Thursday, October 20, 2011

Presidential Pens

Payne (left) at the 1965 Voting Rights bill signing.
Ethel Payne is certainly among the very few journalists, and perhaps the only one, to have received a pen used by a President to sign a bill into law. I bet she is certainly the only one to have been given two.
     Pens used in signing bills have been given by presidents to those who helped make the bill into a law ever since the days of President Franklin D. Roosevelt. When, for instance, President Obama signed his health care bill into law he used 22 pens, according to the New York Times.
     The pens go mostly to lawmakers and then a few to those behind the movement or cause that gave rise to the new law. Journalists, who report on events rather than shape them, aren’t among the recipients of these prized political items.

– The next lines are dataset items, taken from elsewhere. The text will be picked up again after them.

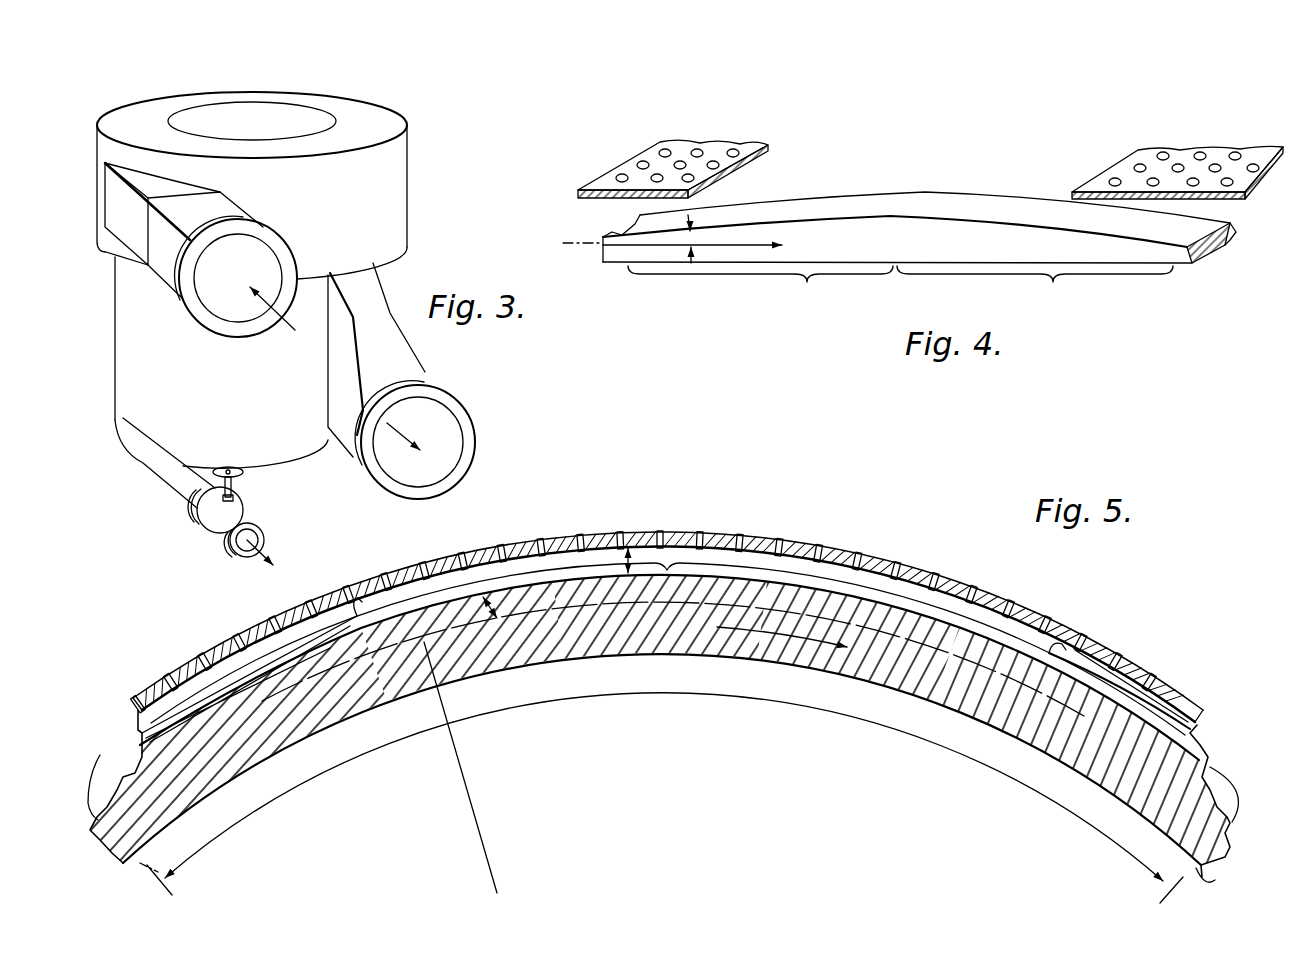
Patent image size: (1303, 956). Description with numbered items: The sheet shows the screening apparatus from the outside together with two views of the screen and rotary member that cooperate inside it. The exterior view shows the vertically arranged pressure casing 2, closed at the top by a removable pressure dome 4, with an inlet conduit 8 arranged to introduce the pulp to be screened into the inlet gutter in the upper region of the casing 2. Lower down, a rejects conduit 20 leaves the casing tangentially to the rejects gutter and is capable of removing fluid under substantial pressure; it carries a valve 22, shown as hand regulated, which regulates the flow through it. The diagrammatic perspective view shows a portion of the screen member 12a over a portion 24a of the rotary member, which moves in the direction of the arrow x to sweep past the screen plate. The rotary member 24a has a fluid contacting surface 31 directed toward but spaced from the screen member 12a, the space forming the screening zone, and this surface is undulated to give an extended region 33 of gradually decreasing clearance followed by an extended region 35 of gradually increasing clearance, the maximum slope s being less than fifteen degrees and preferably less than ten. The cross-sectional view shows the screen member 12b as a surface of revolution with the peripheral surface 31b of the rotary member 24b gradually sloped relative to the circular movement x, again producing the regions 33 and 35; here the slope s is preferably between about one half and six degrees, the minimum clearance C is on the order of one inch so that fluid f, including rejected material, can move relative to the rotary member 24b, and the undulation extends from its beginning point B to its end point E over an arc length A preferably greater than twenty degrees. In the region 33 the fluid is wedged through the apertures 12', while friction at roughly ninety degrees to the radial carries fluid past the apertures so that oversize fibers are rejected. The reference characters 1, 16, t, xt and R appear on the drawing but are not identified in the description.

In FIG. 3, the dial indicator 1 is at (235, 273).
In FIG. 3, the pressure casing 2 is at (120, 318).
In FIG. 3, the pressure dome 4 is at (323, 130).
In FIG. 3, the inlet conduit 8 is at (170, 278).
In FIG. 3, the second gauge 16 is at (420, 373).
In FIG. 3, the rejects conduit 20 is at (162, 455).
In FIG. 3, the valve 22 is at (195, 522).
In FIG. 4, the screen member 12a is at (730, 178).
In FIG. 4, the rotary member 24a is at (960, 238).
In FIG. 4, the fluid contacting surface 31 is at (885, 200).
In FIG. 4, the region of gradually decreasing clearance 33 is at (1035, 289).
In FIG. 5, the region of gradually decreasing clearance 33 is at (1060, 632).
In FIG. 4, the region of gradually increasing clearance 35 is at (760, 289).
In FIG. 5, the region of gradually increasing clearance 35 is at (358, 597).
In FIG. 5, the apertures 12' is at (666, 615).
In FIG. 5, the screen member 12b is at (1140, 682).
In FIG. 5, the rotary member 24b is at (975, 735).
In FIG. 5, the peripheral surface 31b is at (925, 625).
In FIG. 4, the maximum slope s is at (688, 237).
In FIG. 5, the maximum slope s is at (497, 620).
In FIG. 4, the direction of movement x is at (757, 248).
In FIG. 5, the direction of movement x is at (793, 640).
In FIG. 5, the thickness t is at (470, 553).
In FIG. 5, the taper dimension xt is at (485, 598).
In FIG. 5, the minimum clearance C is at (626, 548).
In FIG. 5, the fluid f is at (672, 560).
In FIG. 5, the arc length A is at (665, 790).
In FIG. 5, the radius R is at (464, 767).
In FIG. 5, the end point E is at (140, 730).
In FIG. 5, the beginning point B is at (1237, 874).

     In Payne’s case, however, her reporting on the Civil Rights movement in the black press, which both enlightened and activated readers across the country, was seen as so important by President Lyndon B. Johnson that he presented her with a pen when he signed the 1964 Civil Rights Act and again when he signed the 1965 Voting Rights Act.
     You can see a video of Johnson signing the 1964 Civil Rights act on YouTube.  He used between 72 and 75 pens (you can see them lined up in special holders on the desk) and gave them to politicians such as Senators Hubert Humphrey and Everett McKinley Dirksen and Civil Rights leaders such as Martin Luther King Jr. and one to Ethel Payne. You don’t see that moment in the YouTube video as it cuts off before the end of the event. But if you look carefully you can spot Payne, wearing one of her distinctive hats, as she makes her way through the crowd to the desk. (The scene occurs at about 3 minutes and 40 seconds into the tape just before Johnson gives King and A. Philip Randolph their pens.)
    Incidentally, the pens are not only politically valuable, usually displayed prominently on the walls of one's office, they are also financially valuable. One of the pens used by Johnson in signing the Civil Rights Act is being offered for sale by the autograph dealer Sign of History for $75,000.